Is 'As seen on TV' still a credible slogan?

Is 'As seen on TV' still a credible slogan?

I studied Marketing at university in the 1990s when the majority of the most common advertising mediums were in stark contrast to those available today. Google was in its infancy, Facebook was years away, even Friends Reunited hadn’t been born (some of you may have to Google this….). 

However, the medium that topped the list as the most effective then, and the one that tops the list today, remains the same - television.

Why is this? Will television’s dominance in marketing continue to be the case, even as we are exposed to an ever-increasing range of digital platforms?

Television is trustworthy

There is an argument that promoting a product or service simply by spending a huge amount of money on the campaign doesn’t make the product or service any good. After all, who says it’s good, other than the organisation that wants to make a lot of money out of it? 

I spend a lot of time reading online reviews before buying an expensive item or booking a holiday. This seems to be a better route to making a decision, rather than simply being swayed by appealing pictures. Then you read a review like this one from Marketing Land published last year that claims 61% of reviews of electrical goods on Amazon are fake, and you have to think again.

This leads us to the flip-side of the argument - people tend to trust television advertising more than any other medium because of the elevated cost of it. If a company can afford to advertise on the television, they must be making a lot of money through selling high-quality goods.

In 2012, the Advertising Standards Authority ruled that the phrase ‘As Seen On TV’ should only be used when the product has editorial endorsement, not when it has appeared in a paid-for advert. But television advertising seemingly continues to increase in effectiveness, nonetheless.

Synergies with the digital platforms will continue to increase effectiveness

Between 1980 and 1996, as reported by Les Binet and Peter Field, a study showed that adding television to your campaign increased general business effects by 12%. 

Between 2008 and 2016, this figure increased to 40%. This is reflected in the competition to run an advert during the commercial break of the programme with the highest viewing figures broadcast on a Saturday evening.

Despite television having the highest ROI of any media platform, it also has mass reach, and therefore it’s difficult to analyse the true effectiveness of the promotion. The aforementioned increase from 12% to 40% between 1996 and 2008 is largely driven by the use of digital advertising to reinforce the messages we see on our television screens.

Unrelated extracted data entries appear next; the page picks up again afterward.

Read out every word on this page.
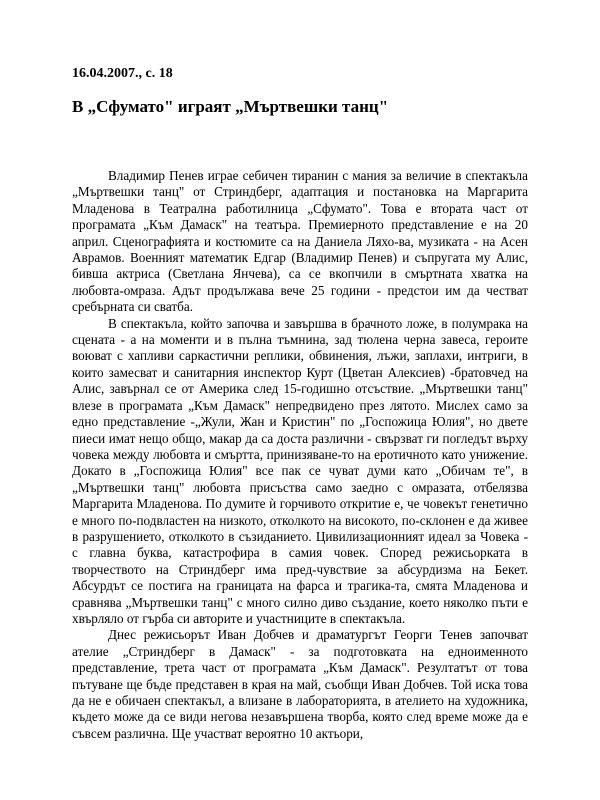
16.04.2007., с. 18
В „Сфумато" играят „Мъртвешки танц"

Владимир Пенев играе себичен тиранин с мания за величие в спектакъла „Мъртвешки танц" от Стриндберг, адаптация и постановка на Маргарита Младенова в Театрална работилница „Сфумато". Това е втората част от програмата „Към Дамаск" на театъра. Премиерното представление е на 20 април. Сценографията и костюмите са на Даниела Ляхо-ва, музиката - на Асен Аврамов. Военният математик Едгар (Владимир Пенев) и съпругата му Алис, бивша актриса (Светлана Янчева), са се вкопчили в смъртната хватка на любовта-омраза. Адът продължава вече 25 години - предстои им да честват сребърната си сватба.

В спектакъла, който започва и завършва в брачното ложе, в полумрака на сцената - а на моменти и в пълна тъмнина, зад тюлена черна завеса, героите воюват с хапливи саркастични реплики, обвинения, лъжи, заплахи, интриги, в които замесват и санитарния инспектор Курт (Цветан Алексиев) -братовчед на Алис, завърнал се от Америка след 15-годишно отсъствие. „Мъртвешки танц" влезе в програмата „Към Дамаск" непредвидено през лятото. Мислех само за едно представление -„Жули, Жан и Кристин" по „Госпожица Юлия", но двете пиеси имат нещо общо, макар да са доста различни - свързват ги погледът върху човека между любовта и смъртта, принизяване-то на еротичното като унижение. Докато в „Госпожица Юлия" все пак се чуват думи като „Обичам те", в „Мъртвешки танц" любовта присъства само заедно с омразата, отбелязва Маргарита Младенова. По думите ѝ горчивото откритие е, че човекът генетично е много по-подвластен на низкото, отколкото на високото, по-склонен е да живее в разрушението, отколкото в съзиданието. Цивилизационният идеал за Човека - с главна буква, катастрофира в самия човек. Според режисьорката в творчеството на Стриндберг има пред-чувствие за абсурдизма на Бекет. Абсурдът се постига на границата на фарса и трагика-та, смята Младенова и сравнява „Мъртвешки танц" с много силно диво създание, което няколко пъти е хвърляло от гърба си авторите и участниците в спектакъла.

Днес режисьорът Иван Добчев и драматургът Георги Тенев започват ателие „Стриндберг в Дамаск" - за подготовката на едноименното представление, трета част от програмата „Към Дамаск". Резултатът от това пътуване ще бъде представен в края на май, съобщи Иван Добчев. Той иска това да не е обичаен спектакъл, а влизане в лабораторията, в ателието на художника, където може да се види негова незавършена творба, която след време може да е съвсем различна. Ще участват вероятно 10 актьори,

As we continue to watch television on a broader range of digital devices, advertising on television will be monitored more effectively. This will allow targeting to become more specific - advertisers will know who has seen the advert, where they saw it, and what the outcome was, therefore leading to an even greater return on investment for advertisers, and the cost of television advertising continuing to rise.

Into the future

The marketing mix is always shifting - twenty years ago, television adverts were more likely to be supported by glossy magazine adverts, or on radio stations. Now, a huge range of social media channels and digital platforms are part of the mix, which reinforces confidence in a product or service because of the way it targets you directly. They rely on each other to operate with maximum efficiency.

Hand in hand with new media, television is still hugely influential, and will continue to be so. Anyway, enough about that. It must nearly be time unveil the John Lewis Christmas advert, right?